Searching for the topic of "moving parts in the brain" you will get a discussion of movement during morphogenesis or human development. That is a very slow process occurring over weeks or months, something that is useless in trying to explain how a brain could explain the mind's ability to focus. Searching for the same topic will give you some sites discussing what are called microglial cells. Such cells have a function of helping the brain deal with injury or infection. A paper "The Physiology of Microglia" tells us that such cells move at a speed of up to seven nanometers per minute (a nanometer is a billionth of a meter). Such a speed is very many times too slow to support any idea that some movement of microglial cells might help explain a focusing effect in the brain. 

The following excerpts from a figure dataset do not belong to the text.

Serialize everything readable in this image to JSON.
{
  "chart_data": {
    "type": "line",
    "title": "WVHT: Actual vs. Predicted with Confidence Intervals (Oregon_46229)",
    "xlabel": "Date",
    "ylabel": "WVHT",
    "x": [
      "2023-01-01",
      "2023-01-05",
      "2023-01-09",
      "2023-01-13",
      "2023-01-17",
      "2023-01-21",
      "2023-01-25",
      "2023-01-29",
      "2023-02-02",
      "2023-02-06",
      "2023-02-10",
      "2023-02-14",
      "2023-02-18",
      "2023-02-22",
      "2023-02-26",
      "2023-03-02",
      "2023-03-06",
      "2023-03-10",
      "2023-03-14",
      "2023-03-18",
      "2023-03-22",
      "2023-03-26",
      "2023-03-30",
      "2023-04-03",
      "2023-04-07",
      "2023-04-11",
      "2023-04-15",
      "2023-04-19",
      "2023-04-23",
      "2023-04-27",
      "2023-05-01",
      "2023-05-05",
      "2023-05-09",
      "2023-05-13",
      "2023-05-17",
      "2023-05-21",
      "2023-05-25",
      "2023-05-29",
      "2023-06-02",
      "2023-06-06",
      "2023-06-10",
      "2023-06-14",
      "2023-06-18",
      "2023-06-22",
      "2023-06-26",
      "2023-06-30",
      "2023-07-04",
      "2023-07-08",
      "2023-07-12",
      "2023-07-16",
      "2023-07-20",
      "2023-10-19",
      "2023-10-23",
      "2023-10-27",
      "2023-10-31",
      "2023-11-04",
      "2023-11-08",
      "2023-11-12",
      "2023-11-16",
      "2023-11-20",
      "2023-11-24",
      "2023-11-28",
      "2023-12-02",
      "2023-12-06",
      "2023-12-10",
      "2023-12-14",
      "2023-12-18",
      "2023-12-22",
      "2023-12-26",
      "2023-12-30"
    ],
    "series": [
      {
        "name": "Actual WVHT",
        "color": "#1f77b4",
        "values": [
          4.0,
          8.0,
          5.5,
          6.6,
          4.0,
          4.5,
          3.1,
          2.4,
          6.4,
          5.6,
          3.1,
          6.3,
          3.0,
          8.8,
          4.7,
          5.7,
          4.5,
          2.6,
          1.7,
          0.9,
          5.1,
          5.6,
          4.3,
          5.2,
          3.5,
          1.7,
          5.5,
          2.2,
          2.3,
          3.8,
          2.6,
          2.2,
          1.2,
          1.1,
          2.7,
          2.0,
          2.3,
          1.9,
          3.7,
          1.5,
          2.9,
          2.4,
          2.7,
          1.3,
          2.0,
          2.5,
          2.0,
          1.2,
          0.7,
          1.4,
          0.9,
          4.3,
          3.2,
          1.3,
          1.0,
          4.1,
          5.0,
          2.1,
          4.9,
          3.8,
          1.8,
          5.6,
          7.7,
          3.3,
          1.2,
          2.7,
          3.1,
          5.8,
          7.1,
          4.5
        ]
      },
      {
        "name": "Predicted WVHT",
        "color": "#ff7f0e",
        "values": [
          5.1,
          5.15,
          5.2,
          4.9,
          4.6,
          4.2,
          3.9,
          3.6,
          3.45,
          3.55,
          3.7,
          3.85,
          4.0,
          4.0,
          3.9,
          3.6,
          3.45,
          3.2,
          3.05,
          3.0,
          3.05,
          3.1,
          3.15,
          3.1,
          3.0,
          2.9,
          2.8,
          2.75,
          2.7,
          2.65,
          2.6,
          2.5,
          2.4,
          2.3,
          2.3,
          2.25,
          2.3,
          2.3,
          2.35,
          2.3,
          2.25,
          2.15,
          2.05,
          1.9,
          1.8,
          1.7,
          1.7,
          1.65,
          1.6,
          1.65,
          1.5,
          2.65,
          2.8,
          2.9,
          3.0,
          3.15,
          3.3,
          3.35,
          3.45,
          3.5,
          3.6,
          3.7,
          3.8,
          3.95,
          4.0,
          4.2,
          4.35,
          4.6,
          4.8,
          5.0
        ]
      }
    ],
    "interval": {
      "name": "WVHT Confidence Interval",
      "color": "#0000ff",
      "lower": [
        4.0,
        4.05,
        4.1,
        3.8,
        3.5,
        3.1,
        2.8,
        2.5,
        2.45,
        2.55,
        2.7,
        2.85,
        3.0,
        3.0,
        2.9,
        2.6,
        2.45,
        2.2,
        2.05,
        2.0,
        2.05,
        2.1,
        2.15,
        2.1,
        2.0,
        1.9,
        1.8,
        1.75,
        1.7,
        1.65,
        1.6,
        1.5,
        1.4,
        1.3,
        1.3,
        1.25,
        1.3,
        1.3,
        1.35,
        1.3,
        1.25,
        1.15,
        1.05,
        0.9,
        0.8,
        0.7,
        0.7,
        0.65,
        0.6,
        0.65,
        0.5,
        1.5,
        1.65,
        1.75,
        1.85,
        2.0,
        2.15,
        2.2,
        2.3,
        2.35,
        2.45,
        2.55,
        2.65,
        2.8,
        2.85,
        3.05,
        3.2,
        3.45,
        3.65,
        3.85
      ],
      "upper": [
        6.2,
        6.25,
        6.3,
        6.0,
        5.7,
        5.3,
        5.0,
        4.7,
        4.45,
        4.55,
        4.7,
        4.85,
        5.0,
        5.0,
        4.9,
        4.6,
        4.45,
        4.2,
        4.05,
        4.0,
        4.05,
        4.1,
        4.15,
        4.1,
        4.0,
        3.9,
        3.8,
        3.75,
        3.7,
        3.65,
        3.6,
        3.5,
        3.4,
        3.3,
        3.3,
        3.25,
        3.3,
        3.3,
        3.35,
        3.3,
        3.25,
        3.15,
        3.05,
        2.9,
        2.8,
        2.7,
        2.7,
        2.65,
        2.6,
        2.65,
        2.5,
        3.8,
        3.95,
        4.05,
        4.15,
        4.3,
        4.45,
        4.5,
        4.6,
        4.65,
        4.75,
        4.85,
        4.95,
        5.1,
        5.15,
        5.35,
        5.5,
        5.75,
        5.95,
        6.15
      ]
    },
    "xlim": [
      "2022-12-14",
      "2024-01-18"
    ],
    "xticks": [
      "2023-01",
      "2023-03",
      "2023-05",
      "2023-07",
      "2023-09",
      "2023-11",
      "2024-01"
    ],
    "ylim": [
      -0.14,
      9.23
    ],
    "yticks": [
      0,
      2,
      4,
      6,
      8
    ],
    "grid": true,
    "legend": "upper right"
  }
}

Could there be any focusing effect caused by extra blood rushing to some part of the brain? Scientists do not claim that nerve signals are transmitted by blood. Nerve signals are transmitted electrically and chemically by things such as neurotransmitters that must travel across the gaps of synapses, a strong slowing factor.  There is no reason to believe that some increased blood flow to some particular part of the brain could cause some kind of mental focusing effect. 

Scientists have a device to measure blood flow in the brain: the fMRI machine.  Neuroscientists have given us decades of misleading statements and visuals relating to this device. The fMRI machine is commonly depicted as a device for showing the level of brain activity. It is instead merely a measure of blood flow in the brain. For decades neuroscientists have been guilty of publishing deceptive visuals based on fMRI machine scans. In such visuals very tiny changes in blood flow such as 1 part in 200 are depicted with very different colors, thereby creating the impression that there was some big difference, when there was really only a tiny difference such as 1 part in 200.  The misrepresentations that go on in brain imaging studies are discussed in my post here, entitled "Neuroscientists Keep Using Misleading Coloring in Brain Visuals."

Let's look at some things that can focus:

  • Eyes are able to focus, because eyes have muscles that change the shape of parts of the eye when someone focuses on an object he is looking at. There are no muscles in the brain, and nothing similar to eye focus can occur in the brain. 
  • A book also has a built-in mechanism allowing a kind of focus to occur. The pages of the book and the binding of the book allow the book to be opened to a group of two pages. That is a kind of focus. There is no corresponding mechanism in the brain. A book can be opened to two particular pages in it, temporarily restricting reading to those two pages. A brain cannot ever have some kind of modification so that it becomes temporarily restricted to reading from one particular part of the brain. 
  • A microscope has circular controls that can be moved to allow the microscope to focus on one tiny area in front of it.  There is no comparable physical mechanism in the brain. 
  • A 35 millimeter camera has circular parts that you can use to focus the camera on one area or spot in front of it. There is no comparable physical mechanism in the brain. 
  • A telescope has one or more circular controls that can be moved to allow it to focus on a particular part of the sky. There is no comparable physical mechanism in the brain. 
  • A film projector and a roll of film have a physical structure that allow focus on one particular frame on the roll of film at any particular instant.  There is no comparable physical mechanism in the brain. 

All six of these things have one thing in common: they all have non-microscopic (i.e. macroscopic) moving parts that allow the focus mechanism to occur.  There are no non-microscopic moving parts in the brain. So there is no neural account which can explain how a brain could achieve some focus effect that would correspond to the mind's ability to instantly focus on any of countless thousands of different topics. The lack of any physical focusing mechanism in the brain corresponding to the mind's ability to instantly focus on some topic is another reason for disbelieving that brains are the source of the human mind.